We bought our townhouse in 2003, only a few months after we were married. We really stumbled into it, as the house had been under contract, but as a favor to my father (as he and the builder were friends), the builder held it off the market until we could look at it. We had a day to make a decision and sign a contract. We loved the house, and I remember moving in thinking, "we'll never be able to fill it up." I didn't have children at the time, but somehow my husband and I did a pretty good job of gathering stuff before our son came along.
They say that things in life happen for a reason. I tend to believe that. Buying a new home had been on our minds peripherally. We had a few we were interested in, but upon closer look, there was the big glaring hole. This is figurative...one house was situated on the property so that the basement would collect water if it rained hard. Another had been a foreclosure and the guy who rehabbed it didn't want us to get an inspection. Looking back at those houses, we feel we dodged a bullet. I had gotten pregnant with my expected second child, and so the home search stopped. When that pregnancy was terminated, I felt that I had to do something new. A change was needed. This is not necessarily the best condition to look at new homes in. In fact, when we lost a home, the pain was far more acute than what was really warranted.

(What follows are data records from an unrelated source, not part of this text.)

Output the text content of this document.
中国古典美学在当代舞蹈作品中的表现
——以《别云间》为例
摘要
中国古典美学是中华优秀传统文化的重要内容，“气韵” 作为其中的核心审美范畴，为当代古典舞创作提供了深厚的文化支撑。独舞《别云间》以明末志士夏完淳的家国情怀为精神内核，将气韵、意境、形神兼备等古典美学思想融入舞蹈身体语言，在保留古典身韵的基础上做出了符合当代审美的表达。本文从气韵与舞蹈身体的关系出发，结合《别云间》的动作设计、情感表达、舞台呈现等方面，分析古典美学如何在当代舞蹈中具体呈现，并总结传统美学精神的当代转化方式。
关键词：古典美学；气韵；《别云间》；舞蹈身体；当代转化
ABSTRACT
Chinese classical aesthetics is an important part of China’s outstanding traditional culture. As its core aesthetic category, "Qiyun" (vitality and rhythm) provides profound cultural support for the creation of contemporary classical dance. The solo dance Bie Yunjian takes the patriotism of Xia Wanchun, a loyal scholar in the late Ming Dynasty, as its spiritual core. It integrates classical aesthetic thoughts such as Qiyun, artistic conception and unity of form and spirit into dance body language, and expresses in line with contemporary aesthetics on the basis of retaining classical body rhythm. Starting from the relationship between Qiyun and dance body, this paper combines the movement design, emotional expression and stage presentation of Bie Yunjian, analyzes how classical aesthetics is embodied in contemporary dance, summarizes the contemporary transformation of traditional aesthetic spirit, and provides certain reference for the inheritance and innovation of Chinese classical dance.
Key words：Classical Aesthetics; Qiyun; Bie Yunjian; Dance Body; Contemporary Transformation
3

A friend of ours lived in a neighborhood we liked and is always looking to add to her neighborhood hand picked neighbors. She started to send us emails of open houses. Since she knew everyone, she would get the listings fairly early on. I happened to open my email one Sunday, and found an open house for that day. We decided to go, 1/2 an hour before it began. We looked through the house. I was feeling lukewarm, as I couldn't go through another loss. My husband fell in love.
We talked it over that evening, and put in an offer. We were one of three offers, but ours was accepted. We got our house ready to put on the market, and amazingly, didn't even go to an open house as our house was under contract in 17 hours. We were able to close on the current house first, which was ideal. Now that brings me to now, as I prepare to spend the last week in our house amidst boxes. Memories of the beginning of my marriage and parenthood are all around me. I can feel how hard it will be to leave, even though we are moving to something better for us.
Why are goodbyes hard? This seems particularly poignant given the time of year we are in when goodbyes are being said to high schools. In the work I do, I find that many of my clients have difficulties saying goodbye, as it represents a loss. We go through life trying to be loss avoidant, and so it is common to run from a goodbye or downplay it. Many times, past goodbyes have not worked out, so our template for goodbye is skewed negatively. My thought is to try to approach a goodbye head on. Acknowledge the good and the bad that are inevitably associated with loss. Record it in any way you see fit: for some that is journaling or taking pictures. For others, just talking about it helps. Most often, mixed within a goodbye is a new beginning.